Kendini Gerçekleştiren Kehanet: Kader mi, Zihnimizin Oyunu mu?

Abone Ol

Hayat bazen bize garip bir oyun oynar. Bir şey olacağını hissederiz… ve tuhaf bir şekilde gerçekten olur. Çoğu insan bunu “içime doğmuştu” diye anlatır. Oysa psikolojide bunun çok tanıdık bir adı vardır: kendini gerçekleştiren kehanet.

Aslında kehanetin doğasında mistik bir güç yoktur. Tıpkı küçük bir kıvılcımın zamanla alev alması gibi, bir beklenti de davranışlarımızı şekillendirir ve sonunda beklentinin gerçekleşmesine zemin hazırlar. Yani bazen kader sandığımız şey, gerçekte kendi adımlarımızın gölgesidir.

Beklenti Davranışı Doğurur

Örneğin “Ben bu işi kesin beceremem” diye düşünen biri, denemeden önce bile geri çekilir. Kendisini kanıtlayabileceği anlarda daha az çaba gösterir, daha çok hata yapar. Sonunda gerçekten “başaramaz”. Böylece baştaki düşüncesi haklı çıkmış gibi olur.

Bu döngü olumluda da çalışır. Bir öğrenci “Ben bunu yapabilirim” dediğinde motivasyonu artar, daha çok çalışır, daha fazla dener ve gerçekten başarır. Dışarıdan bakınca sanki başarı tesadüf gibidir ama aslında zihnin attığı ilk adım her şeyi başlatmıştır.

Toplumun Kehanetleri de Var

Kendini gerçekleştiren kehanet sadece bireysel değil, toplumsal bir mekanizma da yaratır.

Bir çocuğa sürekli “Sen zaten yaramazsın” dendiğinde, çocuk zamanla bu tanıma uymaya başlar. Çünkü etiketler bazen insanın kader defterine yanlış satırlar yazabilir. Aynı şekilde bir gencin “Harika bir potansiyelin var” cümlesiyle bile yönü değişebilir.

Toplumun inancı, bireyin davranışını; bireyin davranışı da toplumun kehanetini doğrular.

İlişkilerde Kaçınılmaz Son

Şaşırmayın ama bu kehanet aşk hayatımızda da çok sık karşımıza çıkar.

“Zaten beni terk edecek” diye düşünen biri, farkında olmadan mesafeli davranır. Güvensizleşir. Partneri bu davranışa anlam veremez, ilişkide çatlaklar oluşur… ve sonunda gerçekten terk eder. Bu kez de kişi kendini haklı hisseder: “Gördün mü? Biliyordum!”
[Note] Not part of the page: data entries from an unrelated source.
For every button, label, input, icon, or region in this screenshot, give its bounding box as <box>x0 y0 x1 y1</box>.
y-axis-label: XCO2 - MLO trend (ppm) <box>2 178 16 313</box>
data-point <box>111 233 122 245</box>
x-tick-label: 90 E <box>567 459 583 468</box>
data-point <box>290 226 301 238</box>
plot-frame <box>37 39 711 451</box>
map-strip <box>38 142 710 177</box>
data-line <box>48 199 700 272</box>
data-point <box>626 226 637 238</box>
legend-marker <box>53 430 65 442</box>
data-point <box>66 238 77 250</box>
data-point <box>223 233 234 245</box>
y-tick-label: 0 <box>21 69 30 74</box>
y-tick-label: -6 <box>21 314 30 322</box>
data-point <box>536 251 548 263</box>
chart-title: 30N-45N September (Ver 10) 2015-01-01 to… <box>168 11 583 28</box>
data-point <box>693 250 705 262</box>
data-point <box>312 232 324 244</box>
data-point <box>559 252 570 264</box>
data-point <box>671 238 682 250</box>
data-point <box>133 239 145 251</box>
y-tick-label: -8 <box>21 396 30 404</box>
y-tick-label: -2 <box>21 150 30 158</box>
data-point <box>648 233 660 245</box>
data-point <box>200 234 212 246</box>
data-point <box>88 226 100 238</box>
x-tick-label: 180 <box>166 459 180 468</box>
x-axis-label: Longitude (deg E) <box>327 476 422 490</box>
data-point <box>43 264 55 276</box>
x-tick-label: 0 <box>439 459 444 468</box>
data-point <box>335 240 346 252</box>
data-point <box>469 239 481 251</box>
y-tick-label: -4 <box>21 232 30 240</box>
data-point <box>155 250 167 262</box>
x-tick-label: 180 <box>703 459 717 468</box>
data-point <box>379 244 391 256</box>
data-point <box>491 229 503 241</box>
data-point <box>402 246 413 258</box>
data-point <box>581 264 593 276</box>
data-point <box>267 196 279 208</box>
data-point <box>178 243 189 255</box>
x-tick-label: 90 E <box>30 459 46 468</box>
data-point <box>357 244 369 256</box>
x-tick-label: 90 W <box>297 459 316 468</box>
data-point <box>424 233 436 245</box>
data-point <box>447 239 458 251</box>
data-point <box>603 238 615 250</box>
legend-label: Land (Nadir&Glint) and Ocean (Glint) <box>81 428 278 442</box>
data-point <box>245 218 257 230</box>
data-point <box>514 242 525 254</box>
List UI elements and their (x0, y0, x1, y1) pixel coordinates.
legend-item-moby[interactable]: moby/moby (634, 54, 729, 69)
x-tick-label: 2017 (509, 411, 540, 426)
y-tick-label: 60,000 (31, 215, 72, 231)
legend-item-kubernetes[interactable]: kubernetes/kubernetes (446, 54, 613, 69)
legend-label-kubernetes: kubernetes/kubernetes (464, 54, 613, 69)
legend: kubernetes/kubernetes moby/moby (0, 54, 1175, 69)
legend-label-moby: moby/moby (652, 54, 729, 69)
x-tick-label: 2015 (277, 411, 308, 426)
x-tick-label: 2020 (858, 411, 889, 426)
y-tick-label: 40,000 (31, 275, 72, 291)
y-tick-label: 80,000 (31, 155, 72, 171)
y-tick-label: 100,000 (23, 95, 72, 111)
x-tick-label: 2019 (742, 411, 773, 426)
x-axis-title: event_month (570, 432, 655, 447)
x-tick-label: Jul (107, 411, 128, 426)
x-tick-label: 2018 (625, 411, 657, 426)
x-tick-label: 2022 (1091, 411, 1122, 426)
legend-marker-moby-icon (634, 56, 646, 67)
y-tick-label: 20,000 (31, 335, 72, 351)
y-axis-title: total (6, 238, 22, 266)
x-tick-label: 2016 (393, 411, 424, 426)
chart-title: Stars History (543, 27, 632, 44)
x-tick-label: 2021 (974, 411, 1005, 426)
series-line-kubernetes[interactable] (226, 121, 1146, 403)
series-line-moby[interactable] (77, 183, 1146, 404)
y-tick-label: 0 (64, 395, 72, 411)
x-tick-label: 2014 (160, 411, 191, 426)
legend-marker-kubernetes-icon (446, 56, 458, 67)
Oysa kehaneti gerçekleştiren kader değil, davranışlarımız olur.

Kehaneti Tersine Çevirmek Mümkün mü?

Elbette mümkün. İnsan zihni tehlikeli bir tünel olduğu kadar, ışık dolu bir çıkış yolu da sunar. Beklentiyi değiştirirsek, davranışlarımız değişir; davranış değişirse sonuç da değişir.

Bazen sadece şunu demek bile büyüyü bozar:

“Ya kötü beklentim değil de, tini minicik bir umut gerçekleşirse?”

Özetle; kader dediğimiz şey bazen attığımız adımların toplamından fazlası değildir. Kehanetler kendini gerçekleştirebiliyorsa, neden daha iyi kehanetler seçmeyelim?

Belki de hayatın en büyük sırrı şudur:

Ne bekliyorsak, oraya doğru yürüyoruz.